皆さんは一回の洗濯にどれくらい時間をかけていますか? もしかしたらその洗濯時間、長すぎかもしれません!
というのも、洗濯機に設定されている洗濯時間は、洗濯機が生まれた時代からほとんど変わっていないのです。オフィスや住環境の衛生面が整っていなかった当時ならいざ知らず、働く環境のクリーンさや、洗濯機の性能も上がっている今の世の中なら、洗い4分・すすぎ3分・脱水3分の計10分。コレだけで充分に汚れを落とすことは可能です。むしろ、できるだけ短い時間の洗濯のほうが、衣類同士の摩擦が抑えられ、衣類を長持ちさせることができるのです。

汚れが気になる箇所は部分ケア

10分間の洗濯で、汚れは十分に落ちるのですが、それでもどうしても汚れがちな首周りや袖周りの汚れが気になる場合は、長時間洗濯機を回す代わりに洗濯前に部分的にケアするのがよいでしょう。
このとき、特別な薬剤などを使う必要はありません。汚れの気になる箇所に洗濯洗剤をスプレーなどでかけて、歯ブラシでこするだけでOK! 歯ブラシはブラシの毛が立つように斜めにかけるのがポイントです! 洗濯洗剤を薄めてスプレーで吹きかけるとよいでしょう。スプレーがなければそのまま直塗りしてもOK。

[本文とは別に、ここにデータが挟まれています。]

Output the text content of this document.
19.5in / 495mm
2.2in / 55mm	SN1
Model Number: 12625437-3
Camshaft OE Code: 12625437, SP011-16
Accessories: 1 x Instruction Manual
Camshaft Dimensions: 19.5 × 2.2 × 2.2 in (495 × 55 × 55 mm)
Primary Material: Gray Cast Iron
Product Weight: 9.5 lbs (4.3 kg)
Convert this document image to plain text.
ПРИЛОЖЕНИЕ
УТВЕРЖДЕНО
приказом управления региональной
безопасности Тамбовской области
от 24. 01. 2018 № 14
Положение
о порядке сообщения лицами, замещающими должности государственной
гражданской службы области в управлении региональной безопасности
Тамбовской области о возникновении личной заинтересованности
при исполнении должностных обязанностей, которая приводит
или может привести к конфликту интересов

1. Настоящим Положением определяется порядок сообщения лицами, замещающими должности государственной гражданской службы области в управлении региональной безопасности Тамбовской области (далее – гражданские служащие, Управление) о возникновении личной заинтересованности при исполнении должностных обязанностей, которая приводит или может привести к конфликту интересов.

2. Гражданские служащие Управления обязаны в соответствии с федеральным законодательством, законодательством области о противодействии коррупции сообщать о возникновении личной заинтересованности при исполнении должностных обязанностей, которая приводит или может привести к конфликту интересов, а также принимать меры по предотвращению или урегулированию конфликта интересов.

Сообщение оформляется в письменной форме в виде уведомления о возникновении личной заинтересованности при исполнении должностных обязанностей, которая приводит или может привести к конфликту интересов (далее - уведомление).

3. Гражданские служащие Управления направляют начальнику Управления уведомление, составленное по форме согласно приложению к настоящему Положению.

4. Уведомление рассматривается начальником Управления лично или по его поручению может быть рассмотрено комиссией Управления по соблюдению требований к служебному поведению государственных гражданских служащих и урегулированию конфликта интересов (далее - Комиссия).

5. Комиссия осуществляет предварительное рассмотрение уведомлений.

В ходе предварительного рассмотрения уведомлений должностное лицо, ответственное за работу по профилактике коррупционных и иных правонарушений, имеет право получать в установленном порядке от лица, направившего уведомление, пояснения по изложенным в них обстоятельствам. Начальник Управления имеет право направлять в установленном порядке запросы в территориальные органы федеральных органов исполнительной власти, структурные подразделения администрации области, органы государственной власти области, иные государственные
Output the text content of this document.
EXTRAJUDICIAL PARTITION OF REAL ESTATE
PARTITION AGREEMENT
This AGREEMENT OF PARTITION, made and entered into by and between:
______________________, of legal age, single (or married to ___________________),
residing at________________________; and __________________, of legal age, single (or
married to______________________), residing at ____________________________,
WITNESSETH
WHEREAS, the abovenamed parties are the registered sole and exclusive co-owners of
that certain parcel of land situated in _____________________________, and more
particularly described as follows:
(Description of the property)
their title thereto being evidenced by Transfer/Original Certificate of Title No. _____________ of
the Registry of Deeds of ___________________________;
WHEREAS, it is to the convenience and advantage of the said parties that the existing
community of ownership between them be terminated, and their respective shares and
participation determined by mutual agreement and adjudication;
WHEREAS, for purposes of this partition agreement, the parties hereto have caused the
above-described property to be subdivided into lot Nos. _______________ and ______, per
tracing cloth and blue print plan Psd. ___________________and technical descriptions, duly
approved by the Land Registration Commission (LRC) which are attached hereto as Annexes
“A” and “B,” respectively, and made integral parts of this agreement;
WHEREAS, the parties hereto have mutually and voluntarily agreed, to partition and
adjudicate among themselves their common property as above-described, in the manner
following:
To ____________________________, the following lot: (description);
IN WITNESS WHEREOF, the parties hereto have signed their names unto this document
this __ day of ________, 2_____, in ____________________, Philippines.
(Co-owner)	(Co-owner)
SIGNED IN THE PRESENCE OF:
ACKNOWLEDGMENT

使い終わった歯ブラシなどで磨くだけでキレイになります。

それでも汚れが気になるときは、10分を2セット

それでも汚れがひどい場合には、長時間洗濯機を回すのではなく、10分洗濯を2セット行うといったように、何回かにわけて洗濯するのがおすすめです!
と言うのも、通常の洗濯ですと30〜40分衣類が揉まれっぱなしになってしまいますが、10分洗濯を2セットであれば一回目の10分洗濯のあとに衣類を広げて確認してみたりすることで生地が広がり、結果的にダメージ緩和につながります。

また、10分洗った段階で汚れがひどい箇所を選別することができれば、汚れがひどい箇所に洗剤をつけて歯ブラシで念入りにこする、つけ置き洗いに切り替えていくなど、洗濯の方針をなるべく衣類にダメージが少ないものへと変更することが可能だからです。そういった意味からも、長時間の洗濯ではなく、10分洗濯を2セット行ったほうがより衣類にやさしく洗濯することができると言えるでしょう。

洗濯ネットでダメージ軽減

洗濯時間を短くする以外にも洗濯する際に衣類を傷めないための代表的なテクニックのひとつに洗濯ネットを使うというものがあります。しかし、ただ衣類をネットに入れればいいというものではありません。ネットの中で衣類が動いてしまうと、衣類とネットとの間に摩擦が発生してしまうので衣類へのダメージは軽減できません。写真のようにタオルでネットの首をしばって、衣類が動かないようにすることで生地へのダメージを抑えることができるのです。 中の衣類が動かないようにタオルでグッとしばります。

意識を変えれば、服の寿命が変わります

長持ち洗濯術、いかがでしたでしょうか。今回神谷さんにお話を聞く中で、いかに長時間の洗濯が衣類にダメージを与えてしまっているかということがわかりました。毎日何気なく洗濯機に入れて、そのまま普通コースで洗濯してしまっている服も、これからは基本的に短時間の洗濯コースで洗濯するようにする。そして、汚れがひどいときは短時間の洗濯コースを何セットかにわけて行う、と意識を変えることで衣類の持ちが驚くほど変わります。もちろん、洗濯ネットなども駆使することでさらに衣類にやさしい洗濯が可能です! ぜひ、長持ち洗濯術を使って、お気に入りの服と長く付き合っていきましょう。